Behavioral testing for recSys with RecList

Jacopo Tagliabue

Published in

Towards Data Science

8 min readJan 12, 2022

Introduction

Recommender systems (RSs) are all around us, helping us navigate the paradox of choice of contemporary life: what is the next song I should be listening to? What is the next movie I should watch? Or, more subtly, what is the next piece of news I should consume?

RSs represent one of the most ubiquitous types of Machine Learning systems and all its power in personalizing the digital life of billions of people, and a constant reminder of our responsibilities as users, practitioners, legislators: by nudging you to read a story about Hollywood celebrities vs. climate change, we are making it more likely for you to spend your time on Brad Pitt’s life, with all that it entails.
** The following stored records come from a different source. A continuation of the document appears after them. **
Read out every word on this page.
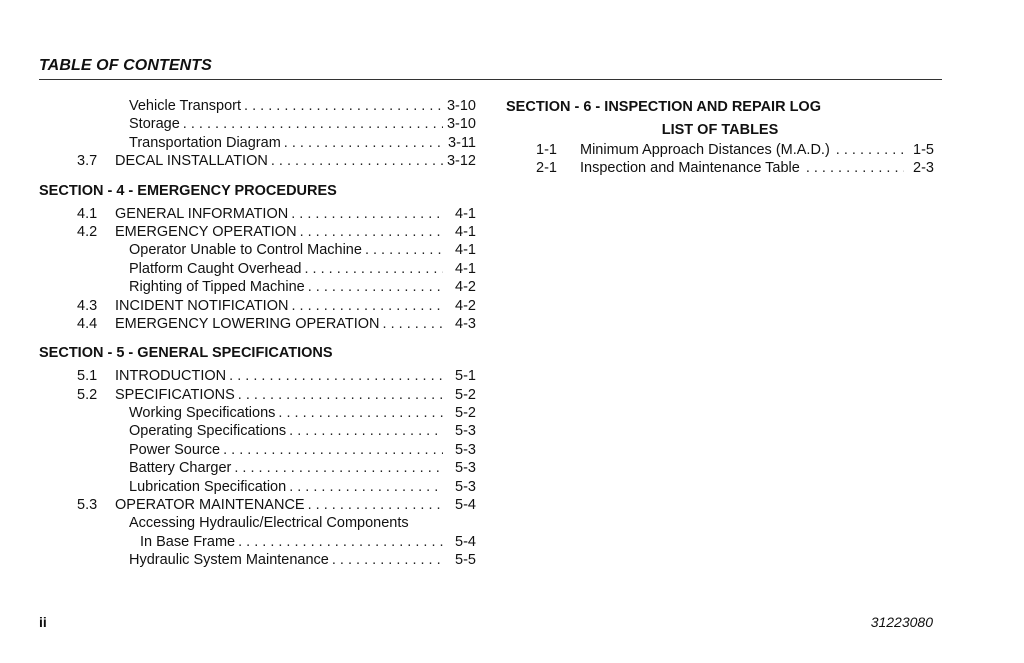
TABLE OF CONTENTS
Vehicle Transport . . .	3-10
Storage . . .	3-10
Transportation Diagram . . .	3-11
3.7	DECAL INSTALLATION . . .	3-12
SECTION - 4 - EMERGENCY PROCEDURES
4.1	GENERAL INFORMATION . . .	4-1
4.2	EMERGENCY OPERATION . . .	4-1
Operator Unable to Control Machine . . .	4-1
Platform Caught Overhead . . .	4-1
Righting of Tipped Machine . . .	4-2
4.3	INCIDENT NOTIFICATION . . .	4-2
4.4	EMERGENCY LOWERING OPERATION . . .	4-3
SECTION - 5 - GENERAL SPECIFICATIONS
5.1	INTRODUCTION . . .	5-1
5.2	SPECIFICATIONS . . .	5-2
Working Specifications . . .	5-2
Operating Specifications . . .	5-3
Power Source . . .	5-3
Battery Charger . . .	5-3
Lubrication Specification . . .	5-3
5.3	OPERATOR MAINTENANCE . . .	5-4
Accessing Hydraulic/Electrical Components
In Base Frame . . .	5-4
Hydraulic System Maintenance . . .	5-5
SECTION - 6 - INSPECTION AND REPAIR LOG
LIST OF TABLES
1-1	Minimum Approach Distances (M.A.D.) . . .	1-5
2-1	Inspection and Maintenance Table . . .	2-3
ii	31223080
As even one bad prediction may cause great reputation damage or erode our trust, building more robust RSs is an important topic, and we certainly won’t build a more robust system if we can’t better test the ones we have.

Unfortunately, RSs tend to “fail silently”, as in the example below, taken from a LinkedIn post joking about the (yet, not that close) Singularity:

*Everybody has their own horror story about mistakes not caught in offline evaluation. [ Screenshot from author’s LinkedIn feed ]*

What that means is that in a typical cycle, an ML system gets trained with some data, benchmarked on a held-out set through some accuracy metrics and, if the chosen KPI is acceptable, deployed in the wild. Since these systems are all stochastic in nature — and in many cases, very complex, non-linear objects — the straightforward analogy between ML and software development breaks down: having a high accuracy on the test set won’t, by itself, prevent unreasonable inferences like the one above.

In this blog post, we introduce RecList, a new open source library for scaling up behavioral testing in real-world recommendation systems. While a scholarly introduction is available as a research paper, we wish to provide here a more practical perspective, geared towards all stakeholders of modern RSs: ML engineering, product managers and, of course, final users.

Clone the repo, buckle up, and please support us with a star on Github!

What is behavioral testing, anyway?

The idea of “behavioral testing” for ML is not new: as NLP aficionados may have noticed, RecList is paying its homage to Checklist, Microsoft-led effort from 2020 to establish behavioral tests for NLP. In traditional tests, we have “point-wise” estimates (e.g. NDCG, Mean Reciprocal Rank) that quantify generalization capabilities over a held-out dataset. Behavioral tests are instead input-output pairs: the model is evaluated by comparing its output with the desired result. For example, in sentiment analysis, we wish that predictions stay consistent when swapping synonyms:

*If a model predicts positive sentiment for the first review, we test its robustness by checking whether the prediction changes when swapping “great” for “awesome”. [ Image by the author ]*

When building a “Similar things you may like” carousel, we want products that are similar across all the relevant dimensions, as suggesting a 10x more expensive item to a shopper browsing low-cost polos results in a suboptimal experience:

Recommendations for similar products should respect user intent across all dimensions. A content-based recommender based on visual features, for example, may “fail silently” in this case. [ Image by the author ]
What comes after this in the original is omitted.